General information
- Type: Homebuilt aircraft
- National origin: United States
- Manufacturer: VanMeter Smith Racing
- Designer: Alan VanMeter and A.J. Smith
- Status: In production (2014)
- Number built: At least one

History
- Manufactured: 1993-present
- Introduction date: 1993
- First flight: 1997

= VSR SR-1 Snoshoo =

American homebuilt racing aircraft

The VSR SR-1 Snoshoo (Snowshoe) is an American homebuilt Formula One racing aircraft that was designed by Alan VanMeter and A.J. Smith and produced by VanMeter Smith Racing (VSR) of Wichita, Kansas. It was designed in 1993 and first flown in 1997. The aircraft is supplied in the form of plans for amateur construction, with some key parts available to speed construction.

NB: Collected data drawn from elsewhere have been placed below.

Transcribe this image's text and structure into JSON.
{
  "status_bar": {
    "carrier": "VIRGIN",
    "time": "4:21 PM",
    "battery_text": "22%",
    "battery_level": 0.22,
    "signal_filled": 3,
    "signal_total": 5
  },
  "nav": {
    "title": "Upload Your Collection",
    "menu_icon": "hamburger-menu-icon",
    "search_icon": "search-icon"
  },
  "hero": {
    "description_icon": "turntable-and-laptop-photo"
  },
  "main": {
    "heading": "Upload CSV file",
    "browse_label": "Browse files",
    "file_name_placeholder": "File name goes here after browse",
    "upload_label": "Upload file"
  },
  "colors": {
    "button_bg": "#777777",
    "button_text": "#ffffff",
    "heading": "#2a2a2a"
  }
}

==Design and development==
The SR-1 Snoshoo features a cantilever mid-wing, a single-seat enclosed cockpit under a bubble canopy, fixed conventional landing gear with wheel pants and a single engine in tractor configuration.

The aircraft fuselage is made from welded 4130 steel tubing covered in carbon-fiber-reinforced polymer fairings ahead of the wing and doped aircraft fabric aft. Its 19.91 ft span wing is made from Sitka spruce wood, has no flaps and has a wing area of 66.00 sqft. The cockpit width is 22 in. The acceptable power range is 95 to 100 hp and the standard engine used is the 100 hp Continental O-200A powerplant, as required by the Formula One rules. The aircraft is stressed to +/-8 g

The SR-1 Snoshoo has a typical empty weight of 530 lb and a gross weight of 760 lb, giving a useful load of 230 lb. With full fuel of 6 u.s.gal the payload for the pilot and baggage is 200 lb.

The designers estimate the construction time from the supplied plans as 1500 hours.

==Operational history==
By 1998 the company reported that 20 kits and sets of plans had been sold.

In March 2014 one example was registered in the United States with the Federal Aviation Administration.